Aliases handle the UID2 problem at the source. EMail Parrot adds a second layer: every message that arrives through an alias is disassembled and rebuilt before delivery. The original sender headers, MIME boundaries, and any metadata that could fingerprint the sending client are dropped and replaced with a clean reconstruction. Tracking pixels – invisible images that report when and where you opened a message – are removed. Rewritten tracking links that send your click through a redirect before reaching the destination are unwrapped back to the real URL. The message that reaches your inbox contains what the sender wrote, not the surveillance apparatus the sender’s platform attached to it.

The combination addresses two separate problems. The alias prevents your real address from entering any UID2 identity graph in the first place. The relay prevents the emails that do arrive from reporting on your reading behavior, your device, and your location. Neither protection alone is complete. An alias without relay stripping still delivers tracking-laden email to your inbox. Relay stripping without an alias still hands your real address – and its UID2 hash – to every site you give it to.

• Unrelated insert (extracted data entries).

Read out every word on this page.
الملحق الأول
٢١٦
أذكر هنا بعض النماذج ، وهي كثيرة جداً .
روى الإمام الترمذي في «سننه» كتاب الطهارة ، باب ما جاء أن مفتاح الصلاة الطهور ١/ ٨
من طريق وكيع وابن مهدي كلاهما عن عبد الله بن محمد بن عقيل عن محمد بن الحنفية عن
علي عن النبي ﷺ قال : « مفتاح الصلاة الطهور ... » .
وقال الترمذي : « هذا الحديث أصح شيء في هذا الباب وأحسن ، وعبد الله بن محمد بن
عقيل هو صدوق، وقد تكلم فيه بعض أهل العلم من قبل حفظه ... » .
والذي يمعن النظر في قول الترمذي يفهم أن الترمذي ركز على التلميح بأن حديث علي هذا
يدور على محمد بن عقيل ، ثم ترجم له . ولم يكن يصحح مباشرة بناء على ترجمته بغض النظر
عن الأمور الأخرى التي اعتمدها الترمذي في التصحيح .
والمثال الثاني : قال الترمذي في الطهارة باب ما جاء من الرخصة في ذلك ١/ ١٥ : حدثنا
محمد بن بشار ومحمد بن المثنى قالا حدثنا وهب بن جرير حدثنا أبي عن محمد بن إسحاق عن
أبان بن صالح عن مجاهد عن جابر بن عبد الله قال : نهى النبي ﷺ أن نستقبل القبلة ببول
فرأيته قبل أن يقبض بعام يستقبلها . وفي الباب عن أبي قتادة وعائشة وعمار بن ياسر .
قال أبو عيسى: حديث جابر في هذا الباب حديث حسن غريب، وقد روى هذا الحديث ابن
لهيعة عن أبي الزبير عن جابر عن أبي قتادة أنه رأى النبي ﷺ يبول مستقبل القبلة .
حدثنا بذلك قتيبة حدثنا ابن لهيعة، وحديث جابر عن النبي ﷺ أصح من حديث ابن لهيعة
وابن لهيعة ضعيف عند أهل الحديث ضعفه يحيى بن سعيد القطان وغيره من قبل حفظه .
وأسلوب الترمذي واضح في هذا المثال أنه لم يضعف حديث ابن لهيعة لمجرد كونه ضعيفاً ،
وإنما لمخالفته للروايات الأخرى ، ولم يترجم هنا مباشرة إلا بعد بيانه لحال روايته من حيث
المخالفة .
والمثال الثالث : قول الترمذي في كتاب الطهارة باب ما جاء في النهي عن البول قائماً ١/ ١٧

If a site you gave an alias to is later breached, the exposure is limited to that alias. The alias can be disabled. The real address behind it, and every other alias you use, is unaffected. This is the property that plus-addressing was supposed to provide and does not, at least not inside the UID2 ecosystem.


The part that holds regardless

The phishing attack described above does not require UID2 to be the mechanism. Any deterministic, public hash function applied to a stable identifier produces the same vulnerability. UID2 is the most widely deployed instance, which makes it the most relevant one to understand. But the underlying dynamic – a stable, hashable identifier linked to you across services – is the same wherever it appears.

Understanding that dynamic is worthwhile on its own terms. Your email address is not just contact information anymore. It is the key to an identity graph, and the graph does not need your permission to grow. Knowing how the hash is generated, what normalizations are applied, and what the hash enables is the first step toward treating that address as the permanent identifier it has become.

Whether you use aliases or not, the industry built a global standard around your email address. The standard is working exactly as designed.